Ontology Document Processing¶

Source: https://www.palantir.com/docs/foundry/ontology/document-processing/ Captured during the ontology-parity effort. Concrete feature taxonomy only.

Pipeline stages¶

Media import & reference extraction — PDFs uploaded as media sets; a "Get Media References" board retrieves references from media-set datasets, producing structured media-reference objects.
Text extraction — a "Text Extraction" board converts document content to raw text, enabling semantic operations on previously inaccessible unstructured content.

Chunking strategy¶

Breaking larger passages into semantically distinct units addresses two constraints: embedding-model max-token limits, and the fact that smaller segments are more semantically distinct during retrieval.

Configuration (Chunk String board)¶

Target size — configurable character threshold (e.g. ~256 chars).
Separators — multi-priority hierarchy for intelligent split points.
Overlap — configurable context preservation between adjacent chunks (e.g. 20 chars).

Non-code chunking pipeline¶

Stage	Board	Transformation
1	Chunk String	Text array with overlap
2	Explode Array with Position	Array elements → individual rows + position metadata
3	Field Extraction	Isolate position + chunk values into columns
4	String Concatenation	Unique chunk ids (`original_id` + position)
5	Column Pruning	Remove intermediate columns

Output structure¶

Each chunk row carries object_id (source-document ref for linking), chunk_id, chunk (text), and embedding (vector, generated downstream).
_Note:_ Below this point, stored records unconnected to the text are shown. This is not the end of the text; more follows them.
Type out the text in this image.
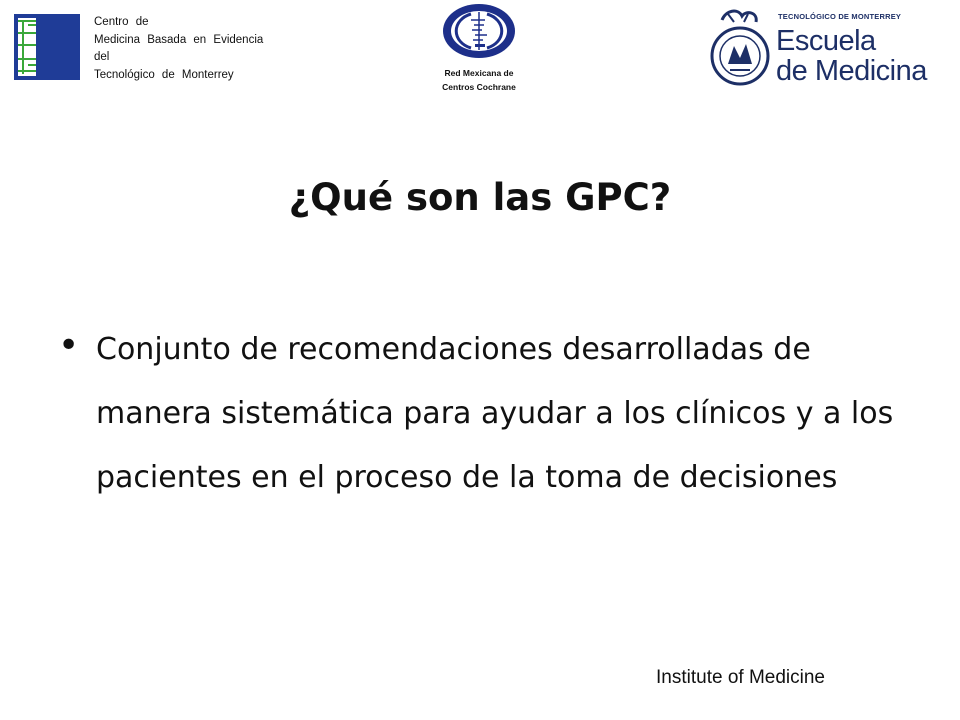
Centro de
Medicina Basada en Evidencia
del
Tecnológico de Monterrey	Red Mexicana de
Centros Cochrane
TECNOLÓGICO DE MONTERREY
Escuela
de Medicina
¿Qué son las GPC?
• Conjunto de recomendaciones desarrolladas de manera sistemática para ayudar a los clínicos y a los pacientes en el proceso de la toma de decisiones
Institute of Medicine
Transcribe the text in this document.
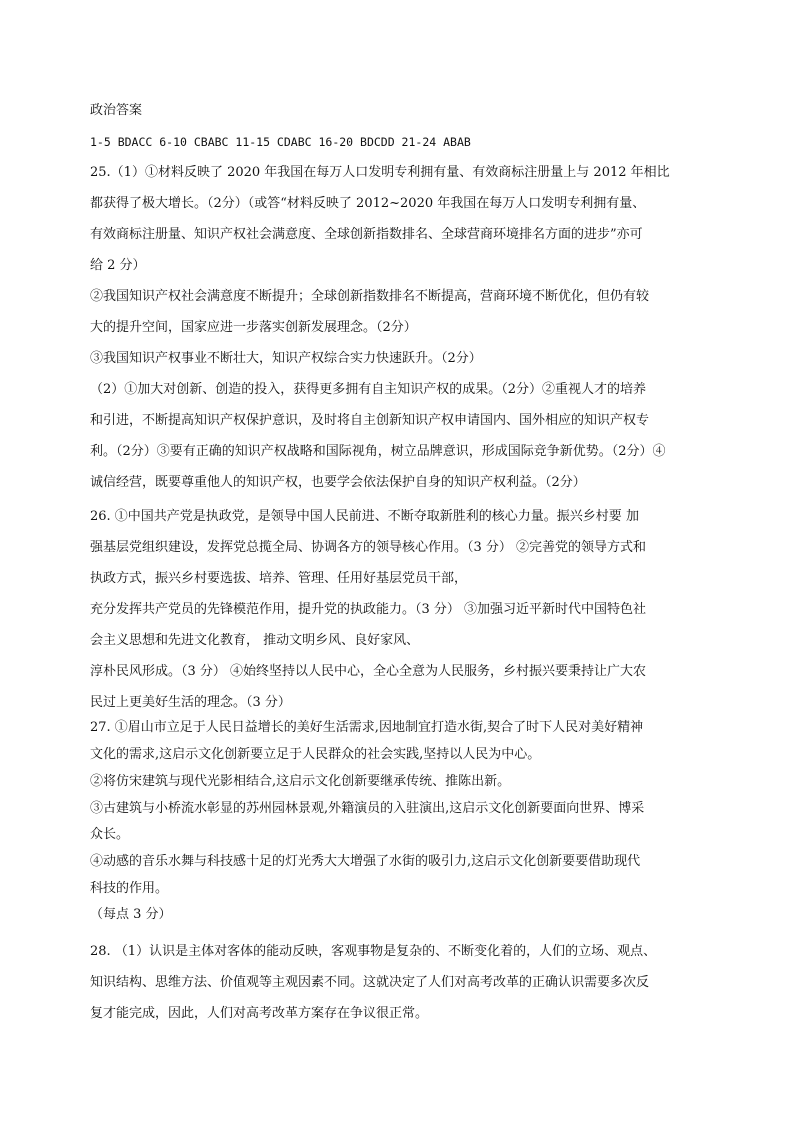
政治答案
1-5 BDACC 6-10 CBABC 11-15 CDABC 16-20 BDCDD 21-24 ABAB
25.（1）①材料反映了 2020 年我国在每万人口发明专利拥有量、有效商标注册量上与 2012 年相比
都获得了极大增长。（2分）（或答“材料反映了 2012~2020 年我国在每万人口发明专利拥有量、
有效商标注册量、知识产权社会满意度、全球创新指数排名、全球营商环境排名方面的进步”亦可
给 2 分）
②我国知识产权社会满意度不断提升；全球创新指数排名不断提高，营商环境不断优化，但仍有较
大的提升空间，国家应进一步落实创新发展理念。（2分）
③我国知识产权事业不断壮大，知识产权综合实力快速跃升。（2分）
（2）①加大对创新、创造的投入，获得更多拥有自主知识产权的成果。（2分）②重视人才的培养
和引进，不断提高知识产权保护意识，及时将自主创新知识产权申请国内、国外相应的知识产权专
利。（2分）③要有正确的知识产权战略和国际视角，树立品牌意识，形成国际竞争新优势。（2分）④
诚信经营，既要尊重他人的知识产权，也要学会依法保护自身的知识产权利益。（2分）
26. ①中国共产党是执政党，是领导中国人民前进、不断夺取新胜利的核心力量。振兴乡村要 加
强基层党组织建设，发挥党总揽全局、协调各方的领导核心作用。（3 分） ②完善党的领导方式和
执政方式，振兴乡村要选拔、培养、管理、任用好基层党员干部，
充分发挥共产党员的先锋模范作用，提升党的执政能力。（3 分） ③加强习近平新时代中国特色社
会主义思想和先进文化教育， 推动文明乡风、良好家风、
淳朴民风形成。（3 分） ④始终坚持以人民中心，全心全意为人民服务，乡村振兴要秉持让广大农
民过上更美好生活的理念。（3 分）
27. ①眉山市立足于人民日益增长的美好生活需求,因地制宜打造水街,契合了时下人民对美好精神
文化的需求,这启示文化创新要立足于人民群众的社会实践,坚持以人民为中心。
②将仿宋建筑与现代光影相结合,这启示文化创新要继承传统、推陈出新。
③古建筑与小桥流水彰显的苏州园林景观,外籍演员的入驻演出,这启示文化创新要面向世界、博采
众长。
④动感的音乐水舞与科技感十足的灯光秀大大增强了水街的吸引力,这启示文化创新要要借助现代
科技的作用。
（每点 3 分）
28. （1）认识是主体对客体的能动反映，客观事物是复杂的、不断变化着的，人们的立场、观点、
知识结构、思维方法、价值观等主观因素不同。这就决定了人们对高考改革的正确认识需要多次反
复才能完成，因此，人们对高考改革方案存在争议很正常。
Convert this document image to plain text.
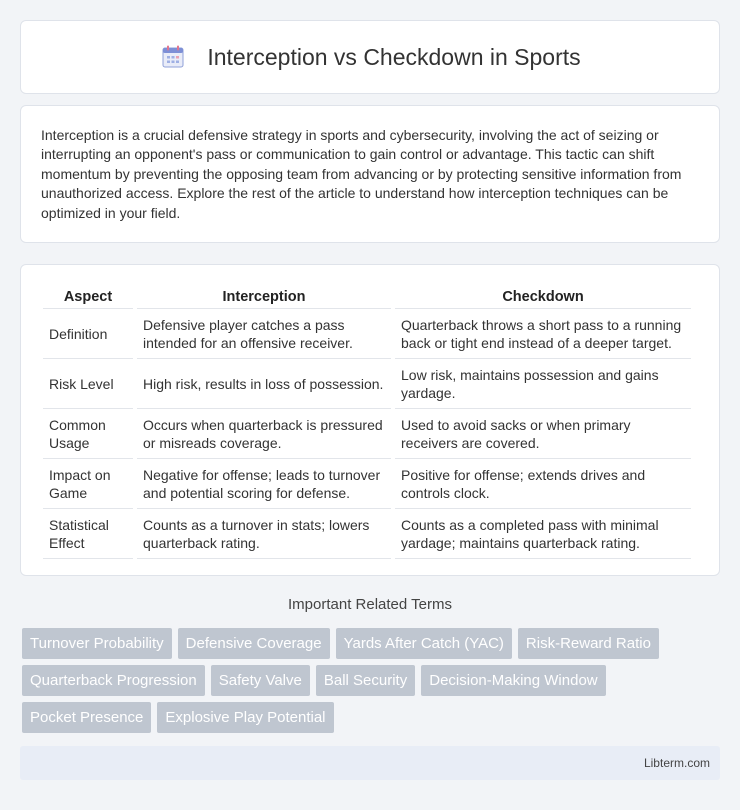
Interception vs Checkdown in Sports

Interception is a crucial defensive strategy in sports and cybersecurity, involving the act of seizing or interrupting an opponent's pass or communication to gain control or advantage. This tactic can shift momentum by preventing the opposing team from advancing or by protecting sensitive information from unauthorized access. Explore the rest of the article to understand how interception techniques can be optimized in your field.

Aspect	Interception	Checkdown
Definition	Defensive player catches a pass intended for an offensive receiver.	Quarterback throws a short pass to a running back or tight end instead of a deeper target.
Risk Level	High risk, results in loss of possession.	Low risk, maintains possession and gains yardage.
Common Usage	Occurs when quarterback is pressured or misreads coverage.	Used to avoid sacks or when primary receivers are covered.
Impact on Game	Negative for offense; leads to turnover and potential scoring for defense.	Positive for offense; extends drives and controls clock.
Statistical Effect	Counts as a turnover in stats; lowers quarterback rating.	Counts as a completed pass with minimal yardage; maintains quarterback rating.
Important Related Terms
Turnover Probability	Defensive Coverage	Yards After Catch (YAC)	Risk-Reward Ratio
Quarterback Progression	Safety Valve	Ball Security	Decision-Making Window
Pocket Presence	Explosive Play Potential
Libterm.com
Integration with semantic search¶

Embedding generation — chunked text vectors created via the semantic-search pipeline.
Object materialization — chunks become Ontology objects with bidirectional link types to the source document, embedding + text properties, and full-text/semantic indexing.
Presentation — search results surface alongside the rendered source PDF for source-of-truth cross-validation.

Advanced processing¶

For sophisticated chunking (sliding windows, semantic boundaries, hierarchical chunking) use Python/TypeScript functions in code repositories rather than Pipeline Builder boards.

Design principle¶

Documents are treated as decomposable knowledge units where chunk granularity directly impacts downstream retrieval precision/recall.